Saturday, December 21, 2019

Dec 21 2019 Acts 16: 6-10

And a vision appeared to Paul in the night.

In the preceding bits from Paul, he’s been joined by Timothy and Silas and this merry band is going from town to town, and we are told, the churches were strengthened in faith and grew in numbers. Reading the long list of towns and countries they visited is exhausting; that’s a lot of people and a lot of good news that’s been shared.

The merry band of disciples head towards Asia, but they were “forbidden by the Holy Spirit” to speak the word of God there. They tried to go to Bithynia, an area of modern day Turkey, but they were not allowed there either. Ironically, Bithynia, where Paul and his pals were precluded to go is home of the town of Nicaea, birthplace of the Nicene Creed.

So Paul has been travelling, going on his own mission trips, and then we hear he’s blocked a few times. Then he gets a vision, clearly directing him to Macedonia. He goes, and continues his prolific ministry. I have to believe Paul was a deep believer and profound prayer. And yet, he travels to at least two places where the answer from God is Nope. Not Today. And Paul continues. So was Paul just mis-hearing his call? Did God change God’s mind? Or was the journey itself to Asia and Bithynia God’s work, rather than arriving and proclaiming God’s word? 
 
This morning, I’m thinking about all the ways I interact with God’s will. I pray. I act. Sometimes those actions are fruitful. Sometimes they seem wasted. Was my effort not really inspired by God, or was God’s will in the journey, not the successful completion of what I thought it should be.

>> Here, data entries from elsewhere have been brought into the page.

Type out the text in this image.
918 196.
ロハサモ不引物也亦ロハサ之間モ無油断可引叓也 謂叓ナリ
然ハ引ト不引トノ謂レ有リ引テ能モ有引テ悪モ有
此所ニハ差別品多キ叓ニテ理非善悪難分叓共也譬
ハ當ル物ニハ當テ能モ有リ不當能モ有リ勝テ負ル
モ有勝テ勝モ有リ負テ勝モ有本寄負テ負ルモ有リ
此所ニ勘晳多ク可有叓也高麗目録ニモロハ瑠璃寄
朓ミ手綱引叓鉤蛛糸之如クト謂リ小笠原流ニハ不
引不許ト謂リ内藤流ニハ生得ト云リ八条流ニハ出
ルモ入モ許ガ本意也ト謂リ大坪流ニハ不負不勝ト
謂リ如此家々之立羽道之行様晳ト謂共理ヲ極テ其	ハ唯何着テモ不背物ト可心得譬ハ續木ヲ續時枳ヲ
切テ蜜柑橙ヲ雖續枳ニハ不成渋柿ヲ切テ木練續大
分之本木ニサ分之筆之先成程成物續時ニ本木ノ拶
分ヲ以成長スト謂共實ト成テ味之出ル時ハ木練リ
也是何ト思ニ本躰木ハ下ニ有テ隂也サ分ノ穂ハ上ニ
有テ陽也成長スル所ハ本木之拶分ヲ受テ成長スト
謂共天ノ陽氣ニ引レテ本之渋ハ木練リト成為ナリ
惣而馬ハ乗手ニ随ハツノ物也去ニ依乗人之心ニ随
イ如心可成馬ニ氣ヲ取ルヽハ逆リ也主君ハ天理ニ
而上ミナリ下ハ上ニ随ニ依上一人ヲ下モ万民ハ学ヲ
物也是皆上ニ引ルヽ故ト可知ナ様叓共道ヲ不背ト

Thinking about this upcoming mission trip, there are all sorts of things I’m learning, and I haven’t even travelled yet. I am learning about another way of thinking about God’s will and work in the world. In the past, when I’ve been faced by a way of thinking that differs from mine, I’m apt to chalk it up to God’s mystery, and peacefully co-exist. And because I’m spending much more time thinking and praying and reading about a perspective that differs, I’m working through many issues I haven’t previously tackled. It isn't as simple as just having a clear vision, like Paul. And God can work on and through me, regardless of the clarity of my path.

All of that is by way of saying that like Paul, I believe my journey is part of God’s plan, not just the destination. Today, I want to think about all of those areas where God’s working God’s plan in me, even though I don’t understand or haven’t arrived at a perceptible destination.